Saturday, August 16, 2014

Ketika Atasanku Bertanya



Musim dingin tiba di Sidney. Aku diantar oleh Helmi menuju sebuah perusahaan tekstil. Aku diajak menelusuri ruangan besar. Banyak sekali karyawan sibuk berkerja. Mereka menenun, menjahit, bahkan menyapu teras. Suara mesin bergemuruh. Mereka seolah tak melihat kehadiranku. Mereka sibuk dengan kegiatan masing-masing. Helmi menepuk punggungku. Aku tersentak. Aku pun membalikkan badan.
“ Ada apa, Hel ?” tanyaku lirih.
“ Itu lho bos kita.”
Aku mengarahkan pandangan ke depan. Seorang wanita berambut hitam lurus sedang berdiri beberapa meter di depanku. Wanita tampak anggun sekali. Aroma wangi tubuhnya menyebar ke segala penjuru, beraroma melati. Kulitnya putih bersih. Ia memakai kaca mata hitam. Tapi pakaiannya cukup terbuka. Ia hanya memakai baju kemeja putih kotak-kotak lengan pendek. Dan dihiasi rok hitam memanjang sampai lutut. Sepasang sepatu merah tampak berhak tinggi. Ia membawa tas cangklong hitam putih. Dari segi wajah, ia memang tampak berumur tiga puluh tahunan.
Aku langsung menunduk. Aku tak ingin larut dalam gemerlap dunia. Helmi mencubit lenganku. Aku tahu maksudnya. Aku langsung menegakkan pandangan. Wanita itu menjabat erat tangan Helmi. Lalu ia mengulurkan tangan kanannya padaku. Aku langsung menyentuh dadaku dengan tangan kanan. Ia tersenyum manis. Lalu ia mengurungkan niat untuk berjabat tangan. Aroma parfumnya benar-benar menyengat hidung.
“ Kamu yang bernama Amri ?” tanyanya halus.
“ Benar, Bu. Nama saya Amri.”
“ Lalu apa kamu tahu namaku ?”
“ Nama Anda Bu Aisha Rahmawati.”
“ Tepat sekali. Ternyata kamu masih muda, ya. Aku tahu namamu dari Helmi. Dan sikapmu tadi meyakinkanku bahwa kamu seorang ahli agama yang tidak diragukan lagi keshalehannya. Oke, kamu bisa langsung memulai hari ini, setelah sholat dzuhur. Pabrik ini bersampingan dengan masjid dan masjid itu digunakan khusus karyawan di sini. Di sini juga banyak muslim kok. Kamu langsung naik mimbar dan berikan siraman rohani pada mereka. Paling lama satu jam saja. Nanti aku juga akan ikut menyimak. Tapi kemungkinan juga aku ada halangan. Aku harus pergi ke kantor. Ada urusan penting di sana.”

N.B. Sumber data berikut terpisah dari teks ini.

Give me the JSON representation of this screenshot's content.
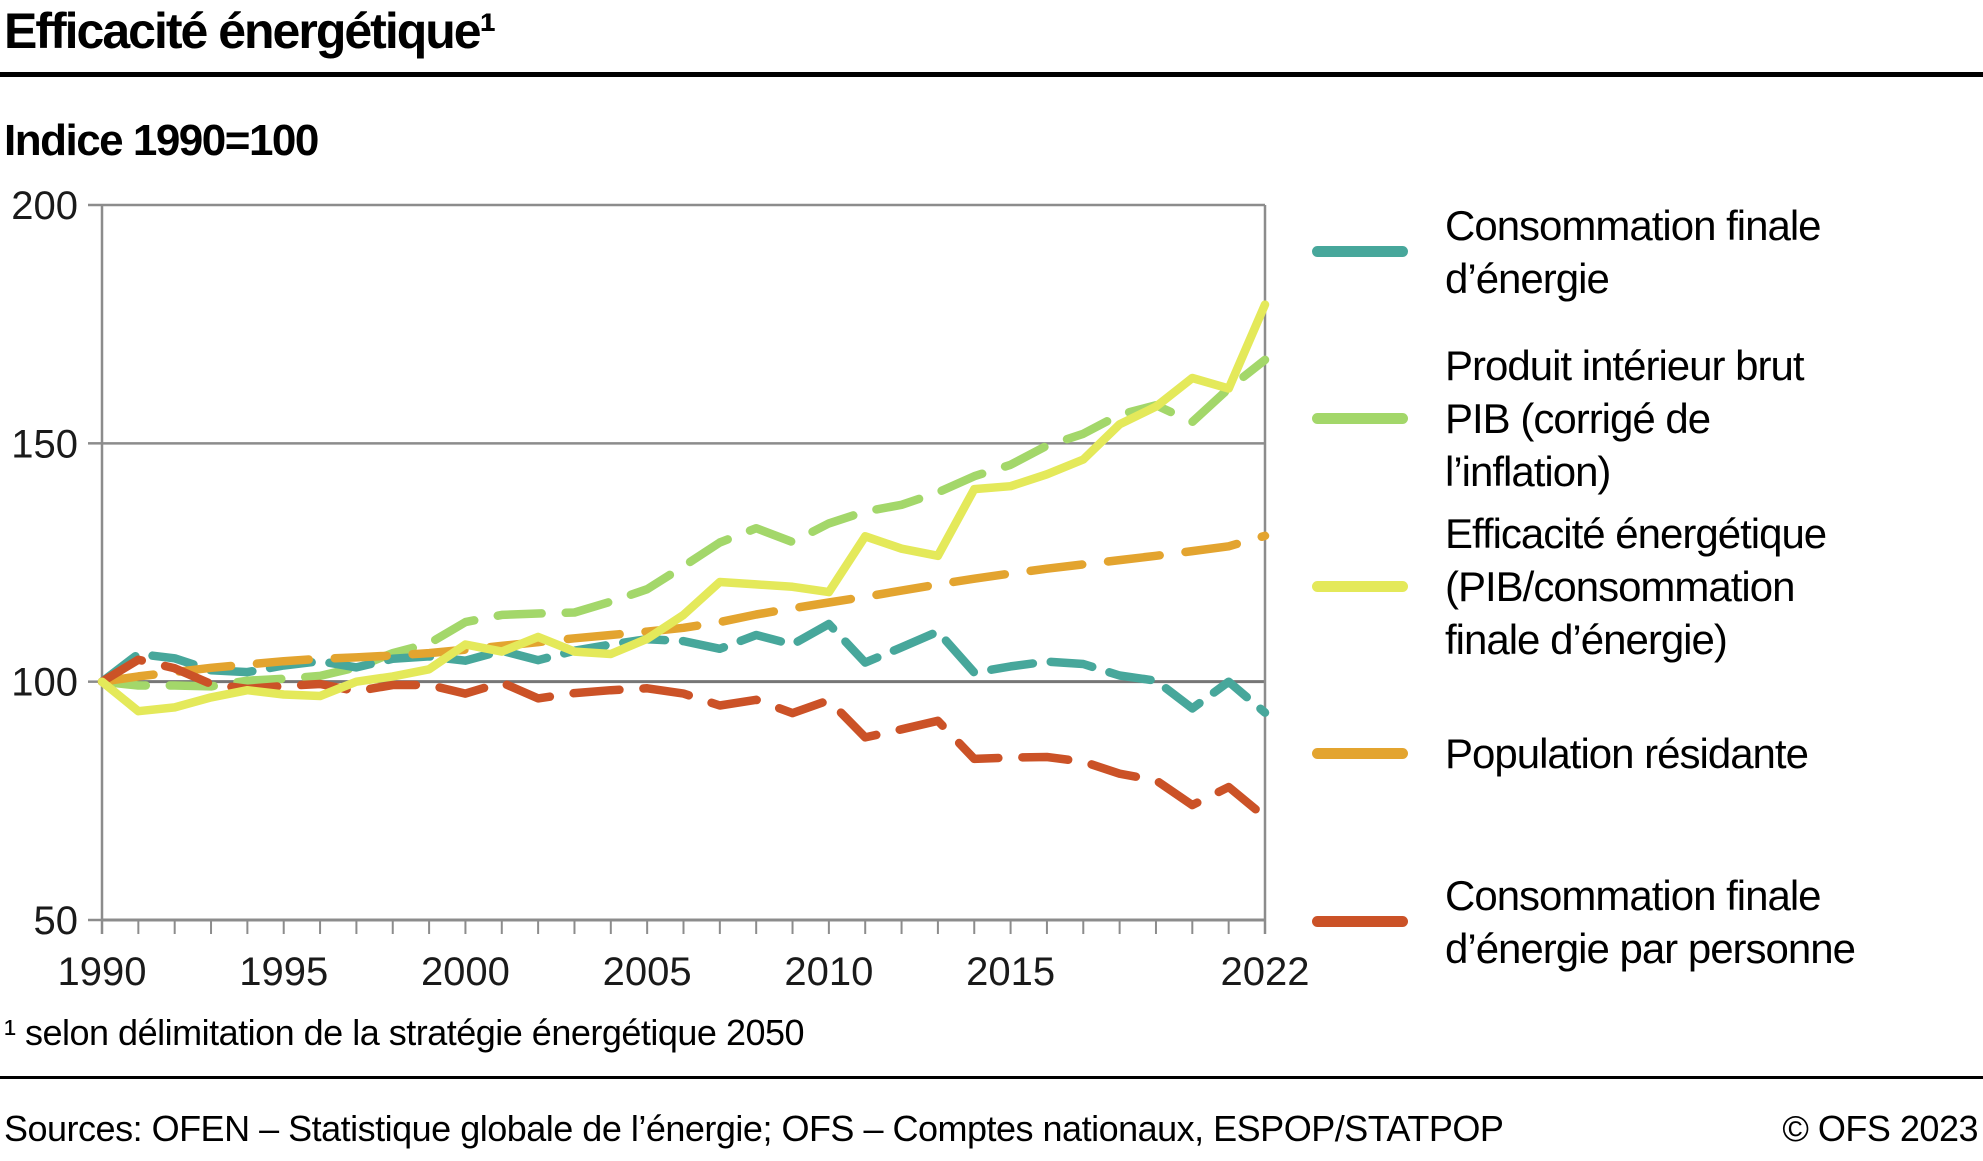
{
  "header": {
    "title": "Efficacité énergétique¹",
    "subtitle": "Indice 1990=100"
  },
  "legend": {
    "items": [
      {
        "lines": [
          "Consommation finale",
          "d’énergie"
        ]
      },
      {
        "lines": [
          "Produit intérieur brut",
          "PIB (corrigé de",
          "l’inflation)"
        ]
      },
      {
        "lines": [
          "Efficacité énergétique",
          "(PIB/consommation",
          "finale d’énergie)"
        ]
      },
      {
        "lines": [
          "Population résidante"
        ]
      },
      {
        "lines": [
          "Consommation finale",
          "d’énergie par personne"
        ]
      }
    ]
  },
  "footer": {
    "footnote": "¹ selon délimitation de la stratégie énergétique 2050",
    "sources": "Sources: OFEN – Statistique globale de l’énergie; OFS – Comptes nationaux, ESPOP/STATPOP",
    "copyright": "© OFS 2023"
  },
  "chart_data": {
    "type": "line",
    "title": "Efficacité énergétique",
    "subtitle": "Indice 1990=100",
    "x": [
      1990,
      1991,
      1992,
      1993,
      1994,
      1995,
      1996,
      1997,
      1998,
      1999,
      2000,
      2001,
      2002,
      2003,
      2004,
      2005,
      2006,
      2007,
      2008,
      2009,
      2010,
      2011,
      2012,
      2013,
      2014,
      2015,
      2016,
      2017,
      2018,
      2019,
      2020,
      2021,
      2022
    ],
    "x_tick_labels": [
      1990,
      1995,
      2000,
      2005,
      2010,
      2015,
      2022
    ],
    "y_ticks": [
      50,
      100,
      150,
      200
    ],
    "ylim": [
      50,
      200
    ],
    "grid": "horizontal",
    "legend_position": "right",
    "colors": {
      "grid": "#8C8C8C",
      "grid_emphasis": "#767676",
      "axis_text": "#1a1a1a"
    },
    "series": [
      {
        "name": "Consommation finale d’énergie",
        "color": "#47A79B",
        "dash": "42 18",
        "values": [
          100,
          105.8,
          104.9,
          102.4,
          102.0,
          103.4,
          104.3,
          103.0,
          104.8,
          105.3,
          104.4,
          106.5,
          104.5,
          106.5,
          107.8,
          108.9,
          108.5,
          106.9,
          109.8,
          107.8,
          112.1,
          104.0,
          107.2,
          110.5,
          101.9,
          103.2,
          104.2,
          103.7,
          101.3,
          100.2,
          94.4,
          100.0,
          93.5
        ]
      },
      {
        "name": "Produit intérieur brut PIB (corrigé de l’inflation)",
        "color": "#A3D76A",
        "dash": "44 24",
        "values": [
          100,
          99.2,
          99.2,
          99.0,
          100.2,
          100.6,
          101.2,
          103.0,
          106.0,
          108.0,
          112.5,
          114.0,
          114.3,
          114.5,
          116.8,
          119.4,
          124.2,
          129.2,
          132.2,
          129.3,
          133.2,
          135.7,
          137.1,
          139.7,
          143.1,
          145.5,
          149.5,
          152.0,
          156.0,
          158.0,
          154.5,
          161.5,
          167.5
        ]
      },
      {
        "name": "Efficacité énergétique (PIB/consommation finale d’énergie)",
        "color": "#E4E95A",
        "dash": null,
        "values": [
          100,
          93.8,
          94.6,
          96.7,
          98.2,
          97.3,
          97.0,
          100.0,
          101.1,
          102.6,
          107.8,
          106.3,
          109.4,
          106.3,
          105.8,
          109.0,
          114.0,
          120.9,
          120.4,
          119.9,
          118.8,
          130.5,
          127.9,
          126.4,
          140.4,
          141.0,
          143.5,
          146.6,
          154.0,
          157.7,
          163.7,
          161.5,
          179.1
        ]
      },
      {
        "name": "Population résidante",
        "color": "#E3A42F",
        "dash": "52 26",
        "values": [
          100,
          101.1,
          102.0,
          102.9,
          103.6,
          104.3,
          104.8,
          105.1,
          105.5,
          106.0,
          106.7,
          107.5,
          108.3,
          109.1,
          109.8,
          110.5,
          111.3,
          112.5,
          114.1,
          115.4,
          116.6,
          117.8,
          119.1,
          120.4,
          121.6,
          122.7,
          123.7,
          124.6,
          125.5,
          126.4,
          127.4,
          128.4,
          130.6
        ]
      },
      {
        "name": "Consommation finale d’énergie par personne",
        "color": "#CB5227",
        "dash": "46 24",
        "values": [
          100,
          104.6,
          102.8,
          99.5,
          98.5,
          99.1,
          99.5,
          98.0,
          99.3,
          99.3,
          97.5,
          99.8,
          96.5,
          97.6,
          98.2,
          98.6,
          97.5,
          95.0,
          96.2,
          93.4,
          96.1,
          88.3,
          90.0,
          91.8,
          83.8,
          84.1,
          84.2,
          83.2,
          80.7,
          79.3,
          74.1,
          77.9,
          71.6
        ]
      }
    ]
  }
}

“ Baik, Bu. Kalau boleh tahu, kantor Anda di mana ?”
“ Jauh dari sini, di street Isabella. Aku punya banyak cabang. Di sini hanyalah satu cabang perusahaanku. Aku juga punya banyak kios di negara lain selain Australia. Aku juga tidak jarang ke sana meskipun sekadar observasi saja. Aku ingin melihat sepak terjang para karyawan. Pokoknya aku super sibuk.”
Aku tersenyum lebar. Ia tampak akrab denganku. Aku ingin tahu lebih dalam tentang dirinya. Tapi aku merasa tidak enak hati bertanya secara terus menerus. Nada bicaranya lembut tapi tegas. Tubuhnya tegak. Ia tampak berwibawa. Hanya saja ia tidak berjilbab.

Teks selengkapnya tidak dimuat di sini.